A corregedora-geral do Ministério Público Federal (MPF), Elizeta Maria de Paiva Ramos, determinou nesta segunda-feira (29) a instauração de sindicância para apurar 'diligência' da subprocuradora-federal da República, Lindôra Araújo, no QG da Operação Lava Jato em Curitiba. A decisão atende a pedido de integrantes da força-tarefa depois de uma visita de Lindôra à Curitiba, que causou alvoroço no Ministério Público.

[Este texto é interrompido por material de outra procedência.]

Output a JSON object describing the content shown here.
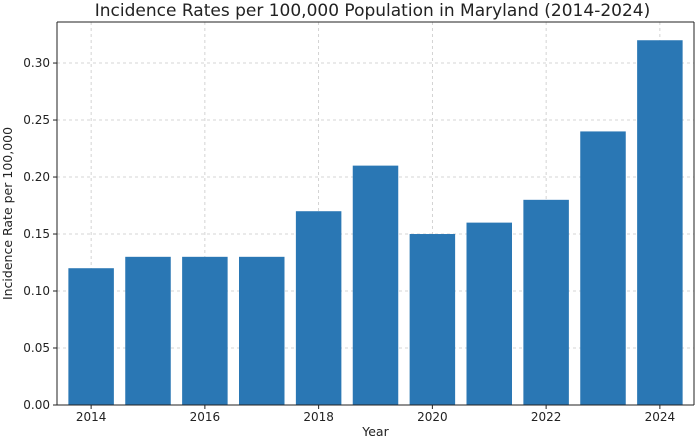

A força-tarefa em Curitiba acionou a corregedoria depois que Lindôra, nome de confiança do procurador-geral da República, Augusto Aras, esteve em Curitiba para acessar 'banco de dados' das investigações do escândalo Petrobras, que originou a Lava Jato, em 2014. Eles acusam a PGR de tentar obter informações e dados da operação 'sem prestar informações sobre a existência de um procedimento instaurado, formalização ou escopo definido'.

A versão de Lindôra, porém, é diferente. Uma fonte próxima à subprocuradora diz que ela fez uma visita institucional à força-tarefa da Lava Jato em Curitiba, sem nenhuma relação com o banco de dados da investigação.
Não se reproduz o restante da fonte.